3. Algorithm Description: Music Detection Module
The music detection function is a key innovation within Annex C+, specifically designed to enhance the codec’s performance and audio quality when handling non-speech audio, such as music, during Annex E’s DTX operation. Its primary role is to identify music segments and override the VAD’s decision, preventing musical passages from being incorrectly classified as silence and subsequently suppressed.
3.1 Operational Principles
The music detection function is a new procedure performed immediately after the VAD makes its initial decision. Its core behavior is to analyze a set of parameters and, if music is detected, force the VAD’s final decision to “speech.”
This function is active only during Annex E operation in conjunction with Annex B DTX. However, its internal parameters are updated continuously, regardless of the active coding mode, to maintain an accurate state of the audio signal’s characteristics over time.
3.2 Parameter Computation
The algorithm’s first main part involves the computation of several parameters that characterize the input signal.
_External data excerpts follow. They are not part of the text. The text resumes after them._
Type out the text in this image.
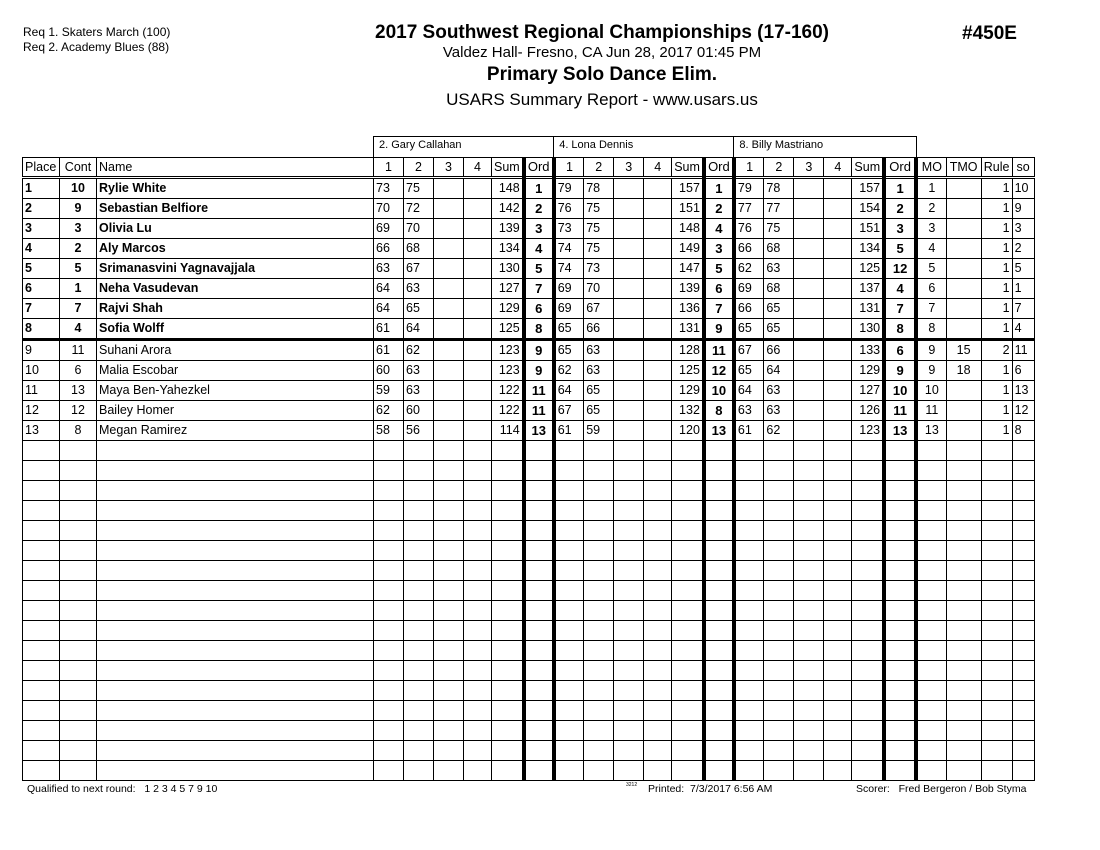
Req 1. Skaters March (100)
Req 2. Academy Blues (88)
2017 Southwest Regional Championships (17-160)
Valdez Hall- Fresno, CA Jun 28, 2017 01:45 PM
Primary Solo Dance Elim.
USARS Summary Report - www.usars.us
#450E
			2. Gary Callahan						4. Lona Dennis						8. Billy Mastriano									
Place	Cont	Name	1	2	3	4	Sum	Ord	1	2	3	4	Sum	Ord	1	2	3	4	Sum	Ord	MO	TMO	Rule	so
1	10	Rylie White	73	75			148	1	79	78			157	1	79	78			157	1	1		1	10
2	9	Sebastian Belfiore	70	72			142	2	76	75			151	2	77	77			154	2	2		1	9
3	3	Olivia Lu	69	70			139	3	73	75			148	4	76	75			151	3	3		1	3
4	2	Aly Marcos	66	68			134	4	74	75			149	3	66	68			134	5	4		1	2
5	5	Srimanasvini Yagnavajjala	63	67			130	5	74	73			147	5	62	63			125	12	5		1	5
6	1	Neha Vasudevan	64	63			127	7	69	70			139	6	69	68			137	4	6		1	1
7	7	Rajvi Shah	64	65			129	6	69	67			136	7	66	65			131	7	7		1	7
8	4	Sofia Wolff	61	64			125	8	65	66			131	9	65	65			130	8	8		1	4
9	11	Suhani Arora	61	62			123	9	65	63			128	11	67	66			133	6	9	15	2	11
10	6	Malia Escobar	60	63			123	9	62	63			125	12	65	64			129	9	9	18	1	6
11	13	Maya Ben-Yahezkel	59	63			122	11	64	65			129	10	64	63			127	10	10		1	13
12	12	Bailey Homer	62	60			122	11	67	65			132	8	63	63			126	11	11		1	12
13	8	Megan Ramirez	58	56			114	13	61	59			120	13	61	62			123	13	13		1	8

Qualified to next round: 1 2 3 4 5 7 9 10	3212 Printed: 7/3/2017 6:56 AM	Scorer: Fred Bergeron / Bob Styma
These parameters form the basis of the music detection logic.
- Partial Normalized Residual Energy: An energy measurement (Lenergy) of the LPC residual signal, indicating the energy of the current frame after linear prediction.
- Spectral Difference: A measure (SD) of the spectral change between the current frame’s reflection coefficients and a running mean of past coefficients, indicating spectral stationarity.
- Open loop Pitch Lag Correction: A process applied to the open loop pitch lag to correct for common estimation errors such as pitch doubling or tripling, ensuring a more accurate pitch track.
- Pitch Lag Standard Deviation: A statistical measure (std) of the stability of the pitch lag over the last five frames. A low standard deviation suggests a stable, periodic signal, characteristic of voiced speech or music.
- Running Mean of Pitch Gain: A smoothed average (mPgain) of the pitch gain values, reflecting the strength of the pitch periodicity over time.
- Pitch Lag Smoothness and Voicing Strength Indicator (Pflag): A logical flag derived from the pitch lag standard deviation and the running mean of pitch gain. It provides a binary indication of whether the signal exhibits strong and stable voicing characteristics.
- Stationarity Counters: A set of counters track the persistence of various signal properties over consecutive frames:
- count_consc_rflag: Tracks frames where specific reflection coefficient and pitch gain conditions are met.
- count_music: Tracks frames where the previous frame used backward adaptive LPC and the current frame is “speech.”
- count_consc: Tracks consecutive frames where count_music remains zero. The running mean, mcount_music, is reset to 0 if count_consc exceeds 500 or if count_consc_rflag exceeds 150.
- count_pflag: Tracks the number of frames within a 64-frame window where Pflag is active.
- count_consc_pflag: Tracks consecutive frames where Pflag is continuously inactive. The running mean, mcount_pflag, is reset to 0 if count_consc_pflag exceeds 100 or if count_consc_rflag exceeds 150.
3.3 Classification Logic
Based on the parameters computed, the classification logic determines if the initial VAD decision (Vad_deci) should be reverted. If the VAD classifies a frame as “non-speech,” the music detection module evaluates a set of conditions based on the calculated parameters. The decision is changed from “non-speech” to “VOICE” if specific thresholds for spectral difference (SD), the difference between current and mean residual energy (Lenergy – mEnergy), absolute energy (LLenergy), and running mean counters (mcount_pflag, mcount_music) are met.
This logic is designed to identify signals that, while not matching typical speech patterns, exhibit the harmonic stability and consistent energy characteristic of music. It is critical to note a fundamental constraint of this module: it only has the capability to change a VAD decision from “non-speech” to “speech,” and not vice versa. This ensures that genuine speech is never misclassified as silence.
The successful implementation of these algorithms relies on the careful management of codec state variables, especially during periods of discontinued transmission.